— Вы победили, государь!
— Вы нас испугали, когда выпали из седла! Но я сразу догадался, что вы притворились чтобы подпустить графа поближе!
Восторженные лица пажей. Меня тошнит от них.
— Парни, вы свободны, мне нужно поговорить с Гретой!
Пажи переглядываются и понимающе улыбаются, а Ричард краснеет .
Они уходят. Я долго смотрю в глаза Грете. Она улыбаясь, начинает расшнуровывать платье…
«Поторопись, малышка, мне возможно забыться только с тобой…»
Но в слух я говорю:
— Эта победа в твою честь, малыш…
Обнаженная девушка грациозно перешагивает через край чана и опускается на колени передо мной.

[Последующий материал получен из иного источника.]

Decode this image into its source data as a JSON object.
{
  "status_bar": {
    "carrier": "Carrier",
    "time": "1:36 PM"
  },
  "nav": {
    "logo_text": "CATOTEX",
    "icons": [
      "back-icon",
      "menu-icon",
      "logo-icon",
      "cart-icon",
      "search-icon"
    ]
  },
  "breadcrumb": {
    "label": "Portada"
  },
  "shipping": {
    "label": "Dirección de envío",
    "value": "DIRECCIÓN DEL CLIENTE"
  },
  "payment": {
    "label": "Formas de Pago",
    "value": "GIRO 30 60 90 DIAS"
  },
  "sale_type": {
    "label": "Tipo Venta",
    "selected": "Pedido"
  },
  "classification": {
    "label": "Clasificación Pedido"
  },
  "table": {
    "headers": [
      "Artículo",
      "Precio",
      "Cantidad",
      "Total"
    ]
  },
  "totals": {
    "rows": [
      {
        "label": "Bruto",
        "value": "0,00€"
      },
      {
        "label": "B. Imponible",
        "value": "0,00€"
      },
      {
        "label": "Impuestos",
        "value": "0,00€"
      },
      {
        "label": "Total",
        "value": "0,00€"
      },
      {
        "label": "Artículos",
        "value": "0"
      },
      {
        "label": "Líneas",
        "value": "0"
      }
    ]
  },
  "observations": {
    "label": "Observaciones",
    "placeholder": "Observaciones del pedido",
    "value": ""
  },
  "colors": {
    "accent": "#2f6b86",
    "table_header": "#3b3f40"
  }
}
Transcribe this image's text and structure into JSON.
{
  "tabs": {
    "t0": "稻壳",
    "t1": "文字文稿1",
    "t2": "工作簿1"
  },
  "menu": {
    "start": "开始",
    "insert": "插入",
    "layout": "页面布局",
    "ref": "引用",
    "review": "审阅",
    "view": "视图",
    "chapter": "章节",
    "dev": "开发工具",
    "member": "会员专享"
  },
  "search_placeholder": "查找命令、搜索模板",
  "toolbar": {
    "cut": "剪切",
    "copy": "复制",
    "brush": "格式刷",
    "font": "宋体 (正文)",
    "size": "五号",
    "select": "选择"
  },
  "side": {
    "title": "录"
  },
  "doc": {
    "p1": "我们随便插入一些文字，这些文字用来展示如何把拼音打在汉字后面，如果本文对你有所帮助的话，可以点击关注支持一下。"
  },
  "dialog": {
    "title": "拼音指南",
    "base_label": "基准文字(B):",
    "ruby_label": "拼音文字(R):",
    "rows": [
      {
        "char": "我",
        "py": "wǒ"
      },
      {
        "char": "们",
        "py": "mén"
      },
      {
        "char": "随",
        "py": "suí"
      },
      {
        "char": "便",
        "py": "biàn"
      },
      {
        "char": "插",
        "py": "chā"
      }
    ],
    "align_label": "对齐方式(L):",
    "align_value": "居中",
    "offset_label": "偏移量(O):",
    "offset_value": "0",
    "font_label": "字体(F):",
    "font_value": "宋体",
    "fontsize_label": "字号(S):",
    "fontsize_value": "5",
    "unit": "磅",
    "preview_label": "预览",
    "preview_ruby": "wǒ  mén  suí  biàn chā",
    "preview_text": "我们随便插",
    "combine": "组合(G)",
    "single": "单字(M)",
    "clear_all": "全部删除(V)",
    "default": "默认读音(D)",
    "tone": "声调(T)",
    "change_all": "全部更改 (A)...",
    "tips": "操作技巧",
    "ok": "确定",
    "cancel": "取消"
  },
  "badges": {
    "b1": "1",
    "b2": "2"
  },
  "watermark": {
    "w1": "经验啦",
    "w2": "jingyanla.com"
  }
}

Ее милое лицо рядом, а соломенные волосы до плеч уже намокли снизу.
Я победил, пусть и нечестно, но победил, а победителю положен приз.
Мой прекрасный приз в моих руках. Я целую сладкие нежные губы. Тонкие девичьи руки обнимают мою шею. Глаза тевтонки прикрыты. Черные длинные ресницы опущены и едва подрагивают веки.
А я сдался бы, если бы мне пообещали то, что я пообещал графу? Не знаю и не дай мне господь узнать!
Обед накрыт на двоих. Только я и граф Честширский, впрочем, его имя Филипп и я с удовольствием произношу:
— Филипп, будьте моим гостем! Мои люди приготовили в вашу честь весьма аппетитные блюда! Попробуйте этих фаршированных куропаток.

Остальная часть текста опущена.